I want you all to be aware that there is another limiting factor that needs to be taken into consideration before any big work on optimizations are done, especially optimizations that will affect everything from bitmap bit order to screen rotation etc.
That factor is the response time of a twisted-nematic liquid crystal display (= the Nokia 5110 LCD), which according to a Fujitsu specsheet I have (all TN displays are similar in this respect) is around 60 ms. http://www.fujitsu.com/downloads/MICRO/fma/pdf/LCD_Backgrounder.pdf
60 ms is 16.666666666667 Hz = approx 17 frames per second.
I have seen this also in practise: in "Isle of maniax" I am drawing white houses on top of the black horizon. The end result is that the black horizon is "showing through" the buildings. This is because the LCD response time (60 ms) means that the black pixels do not have time to "turn off" before they are supposed to be white. The result is a blurry mess and it doesn't look nice. You will not see this effect on the Simbuino emulator. Only on the real hardware.
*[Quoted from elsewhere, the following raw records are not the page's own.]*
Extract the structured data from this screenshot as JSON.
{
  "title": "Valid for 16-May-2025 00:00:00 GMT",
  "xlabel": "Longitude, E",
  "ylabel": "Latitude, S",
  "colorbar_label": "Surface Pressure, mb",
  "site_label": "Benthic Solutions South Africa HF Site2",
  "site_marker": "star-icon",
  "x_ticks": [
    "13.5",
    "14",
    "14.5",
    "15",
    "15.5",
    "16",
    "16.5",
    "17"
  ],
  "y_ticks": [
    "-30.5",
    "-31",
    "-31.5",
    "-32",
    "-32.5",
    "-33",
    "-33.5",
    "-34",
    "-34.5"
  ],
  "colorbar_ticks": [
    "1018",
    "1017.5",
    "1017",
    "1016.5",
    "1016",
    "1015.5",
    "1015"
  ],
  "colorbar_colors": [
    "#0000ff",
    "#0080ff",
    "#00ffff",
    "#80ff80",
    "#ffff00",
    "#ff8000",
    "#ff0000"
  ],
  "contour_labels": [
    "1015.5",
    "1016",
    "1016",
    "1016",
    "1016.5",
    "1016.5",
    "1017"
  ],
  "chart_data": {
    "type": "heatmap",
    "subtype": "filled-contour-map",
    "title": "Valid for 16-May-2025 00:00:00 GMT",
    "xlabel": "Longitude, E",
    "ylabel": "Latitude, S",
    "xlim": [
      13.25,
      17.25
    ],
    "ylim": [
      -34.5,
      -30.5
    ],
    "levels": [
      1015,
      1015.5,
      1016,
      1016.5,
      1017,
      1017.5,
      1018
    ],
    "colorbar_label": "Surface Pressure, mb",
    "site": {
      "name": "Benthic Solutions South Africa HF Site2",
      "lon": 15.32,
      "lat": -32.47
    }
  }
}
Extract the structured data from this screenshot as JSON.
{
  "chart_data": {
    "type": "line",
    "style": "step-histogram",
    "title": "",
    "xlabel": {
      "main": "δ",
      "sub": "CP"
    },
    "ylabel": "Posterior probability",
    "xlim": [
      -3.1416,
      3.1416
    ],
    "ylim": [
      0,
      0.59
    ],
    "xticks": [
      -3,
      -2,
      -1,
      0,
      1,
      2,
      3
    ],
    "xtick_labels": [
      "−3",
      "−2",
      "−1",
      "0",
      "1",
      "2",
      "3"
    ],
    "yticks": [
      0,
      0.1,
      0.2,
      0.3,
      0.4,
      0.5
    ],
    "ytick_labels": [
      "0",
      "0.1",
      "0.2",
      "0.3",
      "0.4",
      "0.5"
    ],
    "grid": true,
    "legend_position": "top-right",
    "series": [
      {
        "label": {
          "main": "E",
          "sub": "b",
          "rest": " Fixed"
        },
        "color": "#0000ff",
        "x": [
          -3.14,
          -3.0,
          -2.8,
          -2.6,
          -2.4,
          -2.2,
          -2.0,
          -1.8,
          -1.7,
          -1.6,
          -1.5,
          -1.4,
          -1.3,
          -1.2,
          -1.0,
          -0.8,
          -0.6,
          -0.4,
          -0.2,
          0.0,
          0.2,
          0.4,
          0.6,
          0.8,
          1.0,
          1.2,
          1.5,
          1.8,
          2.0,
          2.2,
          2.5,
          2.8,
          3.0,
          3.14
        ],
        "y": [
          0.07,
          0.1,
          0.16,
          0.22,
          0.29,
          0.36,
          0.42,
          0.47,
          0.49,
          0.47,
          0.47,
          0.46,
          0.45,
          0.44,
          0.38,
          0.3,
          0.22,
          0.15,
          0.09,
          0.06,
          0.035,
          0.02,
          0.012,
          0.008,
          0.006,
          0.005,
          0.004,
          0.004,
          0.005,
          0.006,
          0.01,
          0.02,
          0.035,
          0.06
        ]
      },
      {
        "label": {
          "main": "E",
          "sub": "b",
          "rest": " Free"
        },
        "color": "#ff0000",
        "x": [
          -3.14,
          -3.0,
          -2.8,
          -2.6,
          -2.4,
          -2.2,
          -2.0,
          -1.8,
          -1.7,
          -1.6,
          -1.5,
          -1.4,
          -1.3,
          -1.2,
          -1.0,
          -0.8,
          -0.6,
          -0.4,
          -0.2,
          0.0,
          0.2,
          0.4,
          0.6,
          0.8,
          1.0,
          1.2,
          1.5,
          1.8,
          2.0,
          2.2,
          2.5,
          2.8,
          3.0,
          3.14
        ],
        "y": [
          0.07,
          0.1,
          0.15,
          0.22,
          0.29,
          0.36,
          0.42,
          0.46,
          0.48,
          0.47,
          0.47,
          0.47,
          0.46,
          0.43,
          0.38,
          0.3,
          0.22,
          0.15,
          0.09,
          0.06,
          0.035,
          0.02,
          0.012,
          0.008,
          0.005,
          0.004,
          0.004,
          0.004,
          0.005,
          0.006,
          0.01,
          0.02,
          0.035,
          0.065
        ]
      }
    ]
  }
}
What I am basically getting at here is that at 350 ns (16x16 drawbitmap with Myndale's optimized putpixel routine), you can draw the Gamebuino screen (84x48 pixels) over so many times, that the speed of the routine does not really have any practical meaning
screen total pixels=84*48=4032
testbmp pixels = 16*16=256
paint whole screen once = pixels/bmppixels=15.75
to paint screen with 16x16 bitmaps takes = paintonce*350ns=0.00000551sec
fps limited by 16x16 bmp painting routine = 1s/topaintscreentakes=181405.89569161 fps
So, even with a 350 ns routine, you could achieve a theoretical FPS of 181000 frames per second. Clearly, your LCD is not kind of going to keep up with it. At this point (really, I am not kidding) whether you have a 350 ns or 150 ns drawing routine doesn't make any difference. You wont be able to use that speed in a meaningful way.
These calculations are all assuming Myndales timing measurement in his demo is correct. Which I think they are.